Если от бюстгальтеров ее жизнь беспросветна, пусть свет и блеск в нее принесет Хайнц.
Блеск жизни, о котором читаешь или который видишь по телевизору, всегда излучает кто-то другой, и кто-то другой его с собой уносит, а журналы и фильмы показывают блеск и лоск совершенно чужих для тебя людей, которые часто и бюстгальтеров-то не носят, не говоря уж о том, чтобы самим их шить.
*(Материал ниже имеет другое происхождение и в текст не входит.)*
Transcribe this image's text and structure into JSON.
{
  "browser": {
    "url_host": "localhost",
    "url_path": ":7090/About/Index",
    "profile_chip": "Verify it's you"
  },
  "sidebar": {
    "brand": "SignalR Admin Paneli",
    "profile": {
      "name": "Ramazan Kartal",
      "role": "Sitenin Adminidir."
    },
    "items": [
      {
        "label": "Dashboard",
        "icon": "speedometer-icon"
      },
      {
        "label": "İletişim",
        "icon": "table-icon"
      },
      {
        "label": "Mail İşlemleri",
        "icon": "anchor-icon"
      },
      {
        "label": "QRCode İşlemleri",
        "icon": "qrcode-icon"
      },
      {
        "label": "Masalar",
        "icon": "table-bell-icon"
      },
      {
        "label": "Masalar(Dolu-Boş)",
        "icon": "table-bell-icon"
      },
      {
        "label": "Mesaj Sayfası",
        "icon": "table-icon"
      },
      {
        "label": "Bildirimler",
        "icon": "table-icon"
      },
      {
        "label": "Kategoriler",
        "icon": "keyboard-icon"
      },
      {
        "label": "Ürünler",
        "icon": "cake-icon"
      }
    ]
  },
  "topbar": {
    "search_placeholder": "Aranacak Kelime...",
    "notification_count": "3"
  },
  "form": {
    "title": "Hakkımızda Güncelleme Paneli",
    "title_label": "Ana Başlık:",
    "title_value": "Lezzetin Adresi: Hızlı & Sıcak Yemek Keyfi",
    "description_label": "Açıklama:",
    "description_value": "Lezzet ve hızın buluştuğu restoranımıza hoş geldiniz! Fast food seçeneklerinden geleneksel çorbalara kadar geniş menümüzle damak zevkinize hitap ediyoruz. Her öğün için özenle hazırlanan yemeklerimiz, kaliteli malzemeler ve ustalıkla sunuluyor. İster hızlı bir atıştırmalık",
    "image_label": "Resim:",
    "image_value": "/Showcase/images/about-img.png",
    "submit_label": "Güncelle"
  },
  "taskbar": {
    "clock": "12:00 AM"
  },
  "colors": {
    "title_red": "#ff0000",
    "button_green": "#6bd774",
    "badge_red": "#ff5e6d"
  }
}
Стало быть, если в жизни вокруг с самого начала нет никакого блеска, то надо его старательно навести. И Бригитта часами наводит блеск вокруг Хайнца.
Она верит, что часть этого блеска падет и на нее. Но ведь тот, у кого есть блеск, старается сохранить его только для себя; в этом пришлось убедиться Бригиттиной матери. Ее блеск был отражением блеска представителя одной фирмы. А когда блеск погас? Много-много лет назад. Исчез вместе с шикарной машиной.
Мать Бригитты говорит, что Бригитта должна держать Хайнца на длинном поводке, но не отпускать на волю. Запирать в клетку сейчас нельзя, запирать нужно будет потом, но удерживать его все же надо, привязать к себе тысячью мелочей, например, маленьким ребенком. Но и многим другим, к примеру, умением стирать.
Мать Бригитты явно ничему в жизни так и не выучилась.
Мать Бригитты сыта этой жизнью еще не по самое горло.
Идет беспощадная охота.
Ни Хайнцу, на которого охотятся, ни Бригитте, бедному измотанному охотнику, нельзя ни на секунду перевести дух. Охотник часто оказывается в худшей ситуации, чем дичь.
В Бригиттином случае так происходит всегда.
Сузи — человек с блеском. Залитая блеском солнца, Сузи вдохновенно скачет вдогонку за бабочкой-лимонницей. У Сузи волосы настоящей блондинки.
Чтобы волосы блестели, одной достаточно солнечных лучей, другой же требуется целая электромонтажная мастерская.
Бригитте нельзя довольствоваться одним солнцем. Солнце в саду заливает Сузи своим блеском. Сад ей не принадлежит, он — собственность Хайнца, а стало быть, и Бригитты. Бригитта набрасывается на Сузи и валит ее на землю, лишая ее всякого блеска. С каким удовольствием она закопала бы Сузи в эту землю, в мокрую глину!
Запыхавшаяся Бригитта распласталась на Сузи и объясняет ей, почему со своей собственностью можно делать что угодно, а с чужой — только то, что позволит тебе ее владелец. В данном случае — она, Бригитта.
— К примеру, — говорит Бригитта, — на фабрике я обязана делать то, что мне прикажут. Но в моем жестяном шкафчике для спецодежды я — единственная хозяйка, потому что он МОЙ. У меня там может быть порядок или полный беспорядок — все от меня зависит. Разумеется, там полный порядок. В рабочей столовой я должна прислушиваться к мнению других, ведь столовая принадлежит всем, но на своем месте за столом я сама себе хозяйка. Это — МОЕ место. Да, все начинается с мелочей.